Corporate India’s transition to Ind AS has been staggered - in the first year, only listed and unlisted companies with a net worth of more than Rs 500 crore were required to adopt Ind AS. Starting April 1, 2017, all other listed companies and unlisted firms with a net worth of more than Rs 250 crore had to migrate. Adoption is voluntary for all other companies outside those categories.

Chartered accountants say Ind AS may give the illusion of greater profitability for some companies and sectors while having the reverse effect on others.

Under the new accounting norms, the telecom sector expects significant reporting adjustments regarding reported net worth, revenue recognition, taxes, financial instruments, business combination and consolidation.

A KPMG report found that, after adopting Ind AS, the telecom industry made downward adjustments to net profit of more than Rs 592 crore, based on results declared as of August 31, 2016.
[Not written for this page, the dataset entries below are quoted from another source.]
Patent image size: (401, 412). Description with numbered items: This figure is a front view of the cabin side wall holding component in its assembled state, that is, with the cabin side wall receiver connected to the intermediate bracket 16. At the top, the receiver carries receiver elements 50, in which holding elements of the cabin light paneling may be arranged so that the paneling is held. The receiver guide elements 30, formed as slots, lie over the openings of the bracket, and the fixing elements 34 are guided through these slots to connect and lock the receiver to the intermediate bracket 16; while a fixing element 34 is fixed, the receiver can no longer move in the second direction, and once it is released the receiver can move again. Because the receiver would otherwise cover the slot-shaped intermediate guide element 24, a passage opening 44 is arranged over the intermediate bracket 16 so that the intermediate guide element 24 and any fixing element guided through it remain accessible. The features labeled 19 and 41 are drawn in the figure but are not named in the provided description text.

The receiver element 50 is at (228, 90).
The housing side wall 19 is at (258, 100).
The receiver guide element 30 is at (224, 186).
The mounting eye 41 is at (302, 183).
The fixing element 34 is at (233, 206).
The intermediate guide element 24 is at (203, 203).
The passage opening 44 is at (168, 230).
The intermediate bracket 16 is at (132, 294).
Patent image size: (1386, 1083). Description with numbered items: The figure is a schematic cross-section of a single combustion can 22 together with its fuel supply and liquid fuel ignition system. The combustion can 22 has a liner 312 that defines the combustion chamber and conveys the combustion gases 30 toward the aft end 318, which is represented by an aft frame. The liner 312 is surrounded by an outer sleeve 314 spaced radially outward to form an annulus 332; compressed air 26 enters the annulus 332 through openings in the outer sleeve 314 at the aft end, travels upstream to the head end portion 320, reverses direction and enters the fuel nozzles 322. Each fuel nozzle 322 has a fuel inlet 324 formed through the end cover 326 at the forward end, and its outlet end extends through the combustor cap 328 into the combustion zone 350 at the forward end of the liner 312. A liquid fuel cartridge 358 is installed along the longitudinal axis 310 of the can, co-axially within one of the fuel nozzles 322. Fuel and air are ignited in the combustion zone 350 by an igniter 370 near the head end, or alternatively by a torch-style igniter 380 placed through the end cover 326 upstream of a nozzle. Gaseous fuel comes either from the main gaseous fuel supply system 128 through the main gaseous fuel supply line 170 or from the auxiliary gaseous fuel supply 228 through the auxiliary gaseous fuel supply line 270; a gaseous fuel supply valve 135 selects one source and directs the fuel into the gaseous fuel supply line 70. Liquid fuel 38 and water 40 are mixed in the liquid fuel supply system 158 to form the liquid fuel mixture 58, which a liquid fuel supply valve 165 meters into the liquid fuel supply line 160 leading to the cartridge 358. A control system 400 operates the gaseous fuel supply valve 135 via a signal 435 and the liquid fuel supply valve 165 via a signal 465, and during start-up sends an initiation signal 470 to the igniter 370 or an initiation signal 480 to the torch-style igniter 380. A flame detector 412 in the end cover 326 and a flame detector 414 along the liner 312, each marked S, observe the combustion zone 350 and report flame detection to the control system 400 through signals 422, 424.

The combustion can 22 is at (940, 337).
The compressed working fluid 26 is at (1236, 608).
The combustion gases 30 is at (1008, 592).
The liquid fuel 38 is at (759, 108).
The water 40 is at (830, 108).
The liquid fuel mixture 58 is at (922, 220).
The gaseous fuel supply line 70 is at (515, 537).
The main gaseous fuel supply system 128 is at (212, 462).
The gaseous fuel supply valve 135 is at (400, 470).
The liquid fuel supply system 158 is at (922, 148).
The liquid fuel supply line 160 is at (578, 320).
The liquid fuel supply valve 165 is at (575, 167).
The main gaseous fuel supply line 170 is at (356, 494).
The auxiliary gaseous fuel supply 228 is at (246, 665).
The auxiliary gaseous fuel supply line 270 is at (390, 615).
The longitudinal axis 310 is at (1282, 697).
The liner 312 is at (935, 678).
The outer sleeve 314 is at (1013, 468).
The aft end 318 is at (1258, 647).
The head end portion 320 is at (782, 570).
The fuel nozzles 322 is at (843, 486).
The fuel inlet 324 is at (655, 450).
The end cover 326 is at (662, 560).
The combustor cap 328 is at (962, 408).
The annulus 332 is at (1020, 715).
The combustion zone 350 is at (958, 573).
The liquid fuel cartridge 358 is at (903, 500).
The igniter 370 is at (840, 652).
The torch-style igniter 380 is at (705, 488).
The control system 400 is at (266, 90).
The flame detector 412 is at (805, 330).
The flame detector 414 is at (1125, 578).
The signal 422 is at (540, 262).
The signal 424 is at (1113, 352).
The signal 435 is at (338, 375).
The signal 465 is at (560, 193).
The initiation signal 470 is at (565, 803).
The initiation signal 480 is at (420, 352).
The introduction of Ind AS will impact each sector’s operating metrics differently. Here’s a look at the accounting standards most affected in the telecom industry:

Revenue recognition principles
Telecom firms have multiple streams of revenue from multiple goods and services. Under Indian GAAP, revenue from postpaid service is recognised on an accrual basis over the period in which the service was consumed, while prepaid revenue is recognised as soon as a plan is purchased.

Under Ind AS, an entity can combine more goods and services for accounting purposes than it did in the past, but the revenue earned in each transaction must be split up for multiple elements using fair value principles.

As the telecom industry involves contracts, there may be additional revenue attribution arising from these performance obligations and companies will have to disclose any uncertainty around revenue and cash flows from contracts with customers.

The capital intensive telecom sector in particular could be vulnerable to more writedowns on account of investments made to increase market share that may take time to realise.

Fair valuation of financial instruments
One major difference between Indian GAAP and Ind AS is the latter’s emphasis on fair value accounting.

Under Indian GAAP, companies follow a historical cost based approach. However, under Ind AS, fair value accounting has to be adopted, specifically for assets and liabilities. Since most telecom companies have huge debt from heavy investments in wireless infrastructure and spectrum auctions, restating balance sheets at fair value will affect these liabilities.

Consolidation of joint ventures
Several telecom players have banded together to provide shared infrastructure such as towers. This contributes revenue to some of the companies and will have to be accounted for under changes in consolidation of revenues from joint ventures.

As per the latest legal news in India, after a merger between Idea Cellular Ltd. and Vodafone Group Plc’s India unit on the cards, consolidation means some assets, such as licenses, may also have to be written down.